One way to identify these entries is by manually adding random entries to requests and checking if they affect the response. The effects may be obvious, such as reflecting the entry directly in the response or triggering a completely different response, but sometimes they are more subtle and require investigation. While tools like Burp Comparer can help compare responses with and without the injected entry, identifying cache-blind entries still demands a significant manual effort.

Obtaining a harmful response from the main server.

After identifying a cache-blind entry, the next crucial step is to assess how the website processes it. This is vital for triggering a harmful response effectively. If the entry is not filtered correctly and is reflected in the server's response or is utilized to generate other data dynamically, it can become an entry point for web cache poisoning.

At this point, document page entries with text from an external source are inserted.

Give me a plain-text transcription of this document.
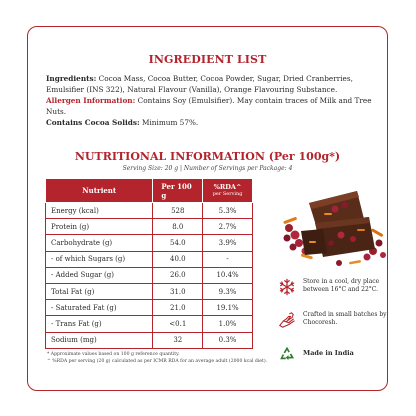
INGREDIENT LIST

Ingredients: Cocoa Mass, Cocoa Butter, Cocoa Powder, Sugar, Dried Cranberries, Emulsifier (INS 322), Natural Flavour (Vanilla), Orange Flavouring Substance.

Allergen Information: Contains Soy (Emulsifier). May contain traces of Milk and Tree Nuts.

Contains Cocoa Solids: Minimum 57%.

NUTRITIONAL INFORMATION (Per 100g*)
Serving Size: 20 g | Number of Servings per Package: 4
Nutrient	Per 100 g	%RDA^
per Serving

Energy (kcal)	528	5.3%
Protein (g)	8.0	2.7%
Carbohydrate (g)	54.0	3.9%
- of which Sugars (g)	40.0	-
- Added Sugar (g)	26.0	10.4%
Total Fat (g)	31.0	9.3%
- Saturated Fat (g)	21.0	19.1%
- Trans Fat (g)	<0.1	1.0%
Sodium (mg)	32	0.3%
Store in a cool, dry place between 16°C and 22°C.
Crafted in small batches by Chocoresh.
Made in India
* Approximate values based on 100 g reference quantity.
^ %RDA per serving (20 g) calculated as per ICMR RDA for an average adult (2000 kcal diet).
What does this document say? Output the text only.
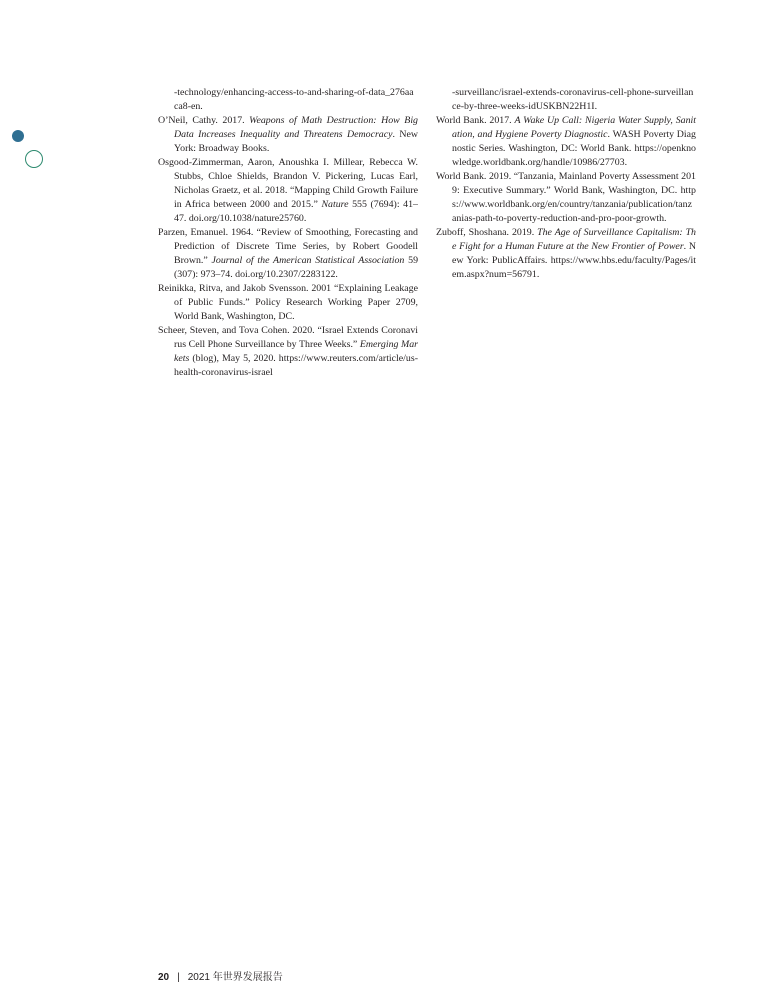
-technology/enhancing-access-to-and-sharing-of-data_276aaca8-en.

O’Neil, Cathy. 2017. Weapons of Math Destruction: How Big Data Increases Inequality and Threatens Democracy. New York: Broadway Books.

Osgood-Zimmerman, Aaron, Anoushka I. Millear, Rebecca W. Stubbs, Chloe Shields, Brandon V. Pickering, Lucas Earl, Nicholas Graetz, et al. 2018. “Mapping Child Growth Failure in Africa between 2000 and 2015.” Nature 555 (7694): 41–47. doi.org/10.1038/nature25760.

Parzen, Emanuel. 1964. “Review of Smoothing, Forecasting and Prediction of Discrete Time Series, by Robert Goodell Brown.” Journal of the American Statistical Association 59 (307): 973–74. doi.org/10.2307/2283122.

Reinikka, Ritva, and Jakob Svensson. 2001 “Explaining Leakage of Public Funds.” Policy Research Working Paper 2709, World Bank, Washington, DC.

Scheer, Steven, and Tova Cohen. 2020. “Israel Extends Coronavirus Cell Phone Surveillance by Three Weeks.” Emerging Markets (blog), May 5, 2020. https://www.reuters.com/article/us-health-coronavirus-israel

-surveillanc/israel-extends-coronavirus-cell-phone-surveillance-by-three-weeks-idUSKBN22H1I.

World Bank. 2017. A Wake Up Call: Nigeria Water Supply, Sanitation, and Hygiene Poverty Diagnostic. WASH Poverty Diagnostic Series. Washington, DC: World Bank. https://openknowledge.worldbank.org/handle/10986/27703.

World Bank. 2019. “Tanzania, Mainland Poverty Assessment 2019: Executive Summary.” World Bank, Washington, DC. https://www.worldbank.org/en/country/tanzania/publication/tanzanias-path-to-poverty-reduction-and-pro-poor-growth.

Zuboff, Shoshana. 2019. The Age of Surveillance Capitalism: The Fight for a Human Future at the New Frontier of Power. New York: PublicAffairs. https://www.hbs.edu/faculty/Pages/item.aspx?num=56791.

20 | 2021 年世界发展报告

Obtaining the cached response.

Manipulating entries to cause a harmful response is only half the battle, as it is not useful unless the response can be cached. Caching the response can sometimes be challenging as it depends on various factors such as file extension, content type, route, status code, and response headers. Therefore, it is necessary to spend time experimenting with requests on different pages and studying cache behavior to identify how to obtain a cached response containing the malicious entry. Once this is achieved, one can deliver the exploit to potential victims.

Exploiting Vulnerabilities

The outlined process is applicable for identifying and exploiting various web cache poisoning vulnerabilities. Such vulnerabilities can stem from general flaws in cache design or unexpected quirks introduced by the implementation of a specific website's cache.

The subsequent sections will cover the most typical instances of these scenarios, along with interactive labs that illustrate these vulnerabilities and how to exploit them.

How to Prevent

Web cache poisoning can be prevented by disabling caching, which is the most effective method, but may not always be feasible for all websites. For instance, if you adopted a Content Delivery Network (CDN) that has caching enabled by default, you might consider evaluating whether this option suits your website's requirements.

Limiting caching to purely static responses can be another effective approach to prevent web cache poisoning. However, you must be careful about what you define as static, and ensure that attackers cannot trick the main server into fetching their malicious version of a static resource instead of the authentic one.

Third-party technologies are common in web development, and although you may have a robust internal security posture, you still rely on the security of third-party technology developers. Therefore, it is crucial to understand the security implications of any third-party technology before integrating it, as it may expose vulnerabilities that attackers can exploit.

In the case of web cache poisoning, you should assess which headers are supported by your CDN and disable any unnecessary ones, as attackers can manipulate obscure request headers to expose vulnerabilities. Excluding something from the cache key for performance reasons is not recommended, and instead, you should rewrite the request. You should also avoid accepting large GET requests and fix client-side vulnerabilities, as they may become exploitable due to unpredictable quirks in cache behavior.

Overall, the prevention of web cache poisoning requires a thorough understanding of potential vulnerabilities and careful evaluation of caching options and third-party technologies used on your website.